L’ex-prisonnier politique fait l’objet de diverses limitations et obligations « préventives ».

- J’ai signé un document sur la supervision préventive, qui stipule qu’une fois par mois je dois avoir un entretien avec un agent de police, et que je ne dois pas commettre plus de trois délits administratifs en l’espace d’un an, parce que dans ce cas ils auraient la possibilité de me placer sous surveillance préventive — une forme plus sévère de contrôle des anciens détenus. Le statut de la supervision préventive m’autorise aujourd’hui à me rendre en tout lieu sur le territoire du Bélarus ainsi qu’à l’étranger pour une période de moins d’un an.
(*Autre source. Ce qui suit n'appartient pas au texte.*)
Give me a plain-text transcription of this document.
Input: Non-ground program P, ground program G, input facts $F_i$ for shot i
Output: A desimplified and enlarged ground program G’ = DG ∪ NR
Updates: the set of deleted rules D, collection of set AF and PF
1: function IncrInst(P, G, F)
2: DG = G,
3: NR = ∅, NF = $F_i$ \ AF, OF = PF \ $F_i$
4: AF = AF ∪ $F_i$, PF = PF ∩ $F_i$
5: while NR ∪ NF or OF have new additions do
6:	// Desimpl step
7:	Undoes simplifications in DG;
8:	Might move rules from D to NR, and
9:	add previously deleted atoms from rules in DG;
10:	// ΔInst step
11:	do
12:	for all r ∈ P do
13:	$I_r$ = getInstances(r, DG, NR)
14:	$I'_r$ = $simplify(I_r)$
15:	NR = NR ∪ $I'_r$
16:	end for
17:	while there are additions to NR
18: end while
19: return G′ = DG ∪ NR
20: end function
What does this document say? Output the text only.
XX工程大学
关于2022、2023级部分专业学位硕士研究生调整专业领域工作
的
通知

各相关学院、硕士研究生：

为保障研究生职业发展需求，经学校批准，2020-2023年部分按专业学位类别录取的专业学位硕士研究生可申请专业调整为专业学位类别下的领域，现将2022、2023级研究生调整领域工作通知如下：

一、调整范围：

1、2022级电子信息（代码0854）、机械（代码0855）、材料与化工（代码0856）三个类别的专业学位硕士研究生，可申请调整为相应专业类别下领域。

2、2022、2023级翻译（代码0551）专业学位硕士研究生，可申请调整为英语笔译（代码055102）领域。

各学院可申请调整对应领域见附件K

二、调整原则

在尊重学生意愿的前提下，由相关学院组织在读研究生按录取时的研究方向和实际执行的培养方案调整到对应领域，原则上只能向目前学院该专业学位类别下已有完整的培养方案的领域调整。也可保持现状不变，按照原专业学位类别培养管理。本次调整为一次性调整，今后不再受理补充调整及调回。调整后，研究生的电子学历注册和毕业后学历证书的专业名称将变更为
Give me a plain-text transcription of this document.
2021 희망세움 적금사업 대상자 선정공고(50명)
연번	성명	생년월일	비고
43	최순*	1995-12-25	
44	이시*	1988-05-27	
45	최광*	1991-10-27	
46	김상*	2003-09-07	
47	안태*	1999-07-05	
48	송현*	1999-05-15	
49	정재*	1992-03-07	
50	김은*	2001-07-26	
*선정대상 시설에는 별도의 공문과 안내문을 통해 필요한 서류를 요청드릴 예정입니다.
Cela signifie que je ne suis pas obligé d’informer l’Inspection de mes déplacements quand j’effectue un voyage de quelques jours, a expliqué Ales Bialiatski.

Le défenseur des droits humains souligne cependant que le document qu’il a signé n’indique pas combien de temps durera cette supervision préventive dont il fait l’objet. Il suppose que la réponse à cette question lui sera donnée par l’agent du commissariat de l’arrondissement Partizanski, auquel son dossier sera transmis du fait qu’il s’agit de l’arrondissement où il réside.